LC/MS analysis

LC-ESI/MS/MS analysis was performed using a Q-Exactive™ Plus Hybrid Quadrupole-Orbitrap™ Plus mass spectrometer (ThermoFisher) coupled to an EASY-nanoLC 1000 system (ThermoFisher). The samples were loaded (2 μL) onto a 75 μm i.d. × 25 cm Acclaim^® PepMap 100 RP column (ThermoFisher). The peptides were eluted at a flow rate of 300 nL/min with an acetonitrile gradient in aqueous formic acid (0.1%) as mobile phase A. Peptide elution occurred in the following sequence: 0%–4% B (buffer B) for 1 min, 4%–12% B over 127 min, 12%–22% B over 112 min, 22%–30% B over 40 min, 30%–70% B over 6 min, hold at 70% B for 6 min, followed by increase in B to 95% B over 1 min, and an isocratic wash at 95% B for 6 min. Full-scan mass spectra were acquired using the Orbitrap™ mass analyzer in the mass-to-charge ratio (m/z) of 375–1,500 and with a mass resolving power set to 70,000. Ten data-dependent high-energy collisional dissociations were performed with a mass resolving power set to 35,000, a fixed first m/z 100, an isolation width of 2.0 m/z, and the normalized collision energy setting of 27.

The maximum injection time was 120 ms for parent ion analysis and 120 ms for product ion analysis. Target ions already selected for MS/MS were dynamically excluded for 30 s. An automatic gain control target value of 3 × 10⁶ ions was used for full MS scans and 5 × 10⁵ ions for MS/MS scans. Peptide ions with charge states of one or greater than seven were excluded from MS/MS acquisition. The tandem mass spectra were processed using Matrix Science Distiller version 2.5 without charge state deconvolution and deisotoping. The processed files were used for protein database searches using Mascot (version 2.5.1; Matrix Science, London, United Kingdom). The UniProt Mouse Reference database (downloaded May 3, 2014, 69,021 entries) was used. A parent ion tolerance and MS2 fragment tolerance were set to 10 ppm and 0.05 Da, respectively. Carbamidomethyl of cysteine was specified as a fixed modification and oxidation of methionine was set as a variable modification.

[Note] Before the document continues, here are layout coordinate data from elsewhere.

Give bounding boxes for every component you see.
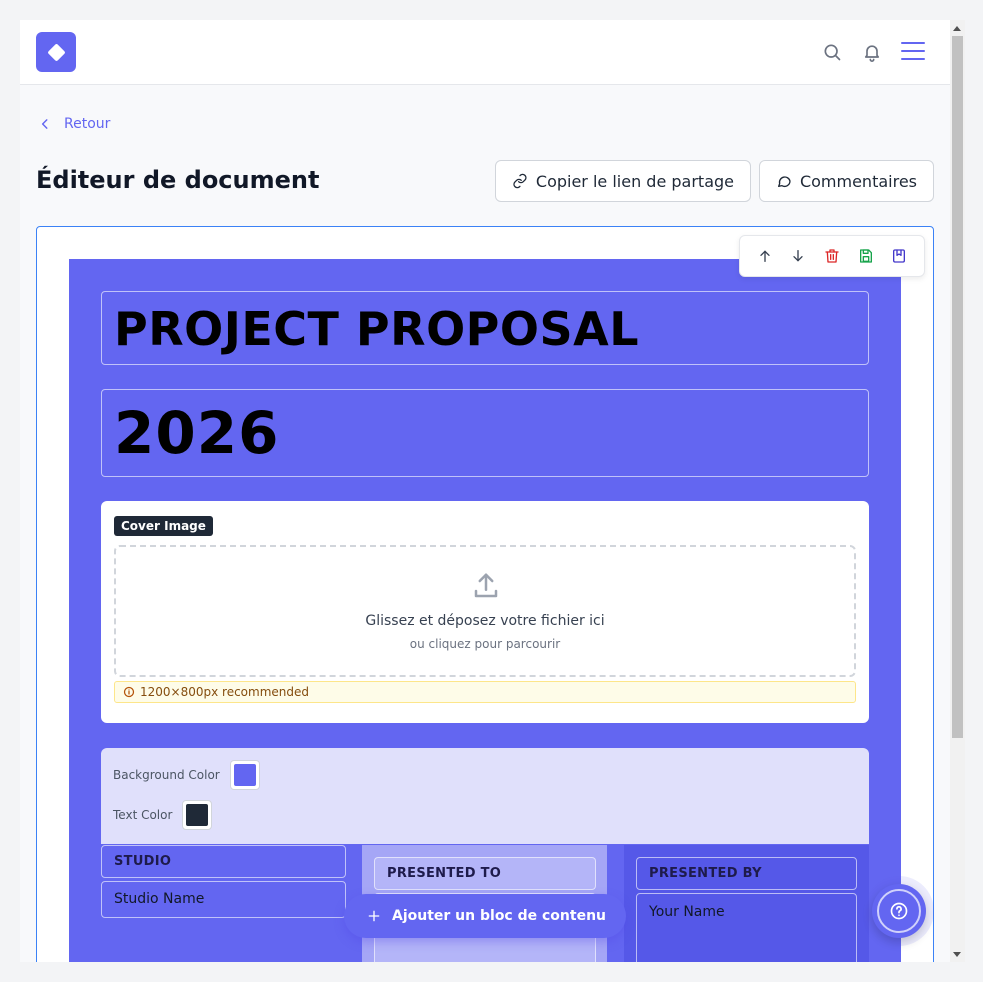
cover-image-badge: Cover Image — [114, 516, 213, 536]
text-color-swatch — [186, 804, 209, 826]
copy-share-link-button[interactable]: Copier le lien de partage — [495, 160, 751, 202]
page-title: Éditeur de document — [36, 166, 320, 194]
presented-by-input[interactable]: Your Name — [636, 893, 857, 962]
studio-name-input[interactable]: Studio Name — [101, 881, 346, 918]
comments-button[interactable]: Commentaires — [759, 160, 934, 202]
presented-by-column: PRESENTED BY Your Name — [624, 845, 869, 962]
save-icon[interactable] — [854, 244, 878, 268]
text-color-label: Text Color — [113, 808, 173, 822]
help-icon — [877, 889, 921, 933]
help-button[interactable] — [872, 884, 926, 938]
back-label: Retour — [64, 116, 111, 132]
presented-to-label[interactable]: PRESENTED TO — [374, 857, 596, 890]
link-icon — [513, 173, 527, 189]
move-up-icon[interactable] — [753, 244, 777, 268]
background-color-swatch — [233, 764, 256, 786]
vertical-scrollbar[interactable] — [950, 20, 965, 962]
studio-column: STUDIO Studio Name — [101, 845, 346, 962]
document-page: PROJECT PROPOSAL 2026 Cover Image Glisse… — [69, 259, 901, 962]
background-color-row: Background Color — [113, 760, 260, 790]
comment-icon — [777, 176, 791, 187]
file-dropzone[interactable]: Glissez et déposez votre fichier ici ou … — [114, 545, 856, 677]
move-down-icon[interactable] — [786, 244, 810, 268]
diamond-icon — [46, 42, 66, 62]
plus-icon — [368, 910, 380, 922]
cover-image-block: Cover Image Glissez et déposez votre fic… — [101, 501, 869, 723]
color-settings-panel: Background Color Text Color — [101, 748, 869, 844]
scrollbar-thumb[interactable] — [952, 36, 963, 738]
bookmark-icon[interactable] — [887, 244, 911, 268]
hamburger-icon[interactable] — [900, 40, 928, 64]
text-color-row: Text Color — [113, 800, 213, 830]
upload-icon — [474, 573, 498, 598]
dropzone-text: Glissez et déposez votre fichier ici — [365, 613, 605, 629]
presented-by-label[interactable]: PRESENTED BY — [636, 857, 857, 890]
search-icon[interactable] — [820, 40, 844, 64]
add-content-block-label: Ajouter un bloc de contenu — [392, 908, 606, 924]
add-content-block-button[interactable]: Ajouter un bloc de contenu — [344, 894, 626, 938]
document-title[interactable]: PROJECT PROPOSAL — [101, 291, 869, 365]
info-icon — [123, 686, 135, 698]
app-window: Retour Éditeur de document Copier le lie… — [20, 20, 950, 962]
scroll-down-arrow[interactable] — [953, 952, 961, 957]
trash-icon[interactable] — [820, 244, 844, 268]
size-hint: 1200×800px recommended — [114, 681, 856, 703]
size-hint-text: 1200×800px recommended — [140, 685, 310, 699]
copy-share-link-label: Copier le lien de partage — [535, 171, 734, 191]
bell-icon[interactable] — [860, 40, 884, 64]
dropzone-browse-text: ou cliquez pour parcourir — [409, 637, 561, 651]
comments-label: Commentaires — [799, 171, 917, 191]
chevron-left-icon — [41, 119, 48, 129]
app-logo[interactable] — [36, 32, 76, 72]
back-link[interactable]: Retour — [38, 116, 110, 132]
studio-label[interactable]: STUDIO — [101, 845, 346, 878]
scroll-up-arrow[interactable] — [953, 26, 961, 31]
block-toolbar — [739, 235, 925, 277]
text-color-picker[interactable] — [182, 800, 213, 830]
background-color-picker[interactable] — [229, 760, 260, 790]
document-year[interactable]: 2026 — [101, 389, 869, 477]
background-color-label: Background Color — [113, 768, 220, 782]
top-navbar — [20, 20, 950, 85]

Protein identifications were performed using Scaffold, version 4.4.8 (Proteome Software, Inc., Portland, OR), implementing the Protein and Peptide Prophet algorithms [23,24]. Peptide identifications were accepted with >90.0% probability. Protein identifications were accepted if they could be established at >95.0% probability and contained at least two peptides with unique sequences. Protein probabilities were assigned using the Protein Prophet algorithm. Proteins that contained similar peptides, but could not be differentiated based on identification of unique peptide sequences, were grouped to satisfy the principles of parsimony.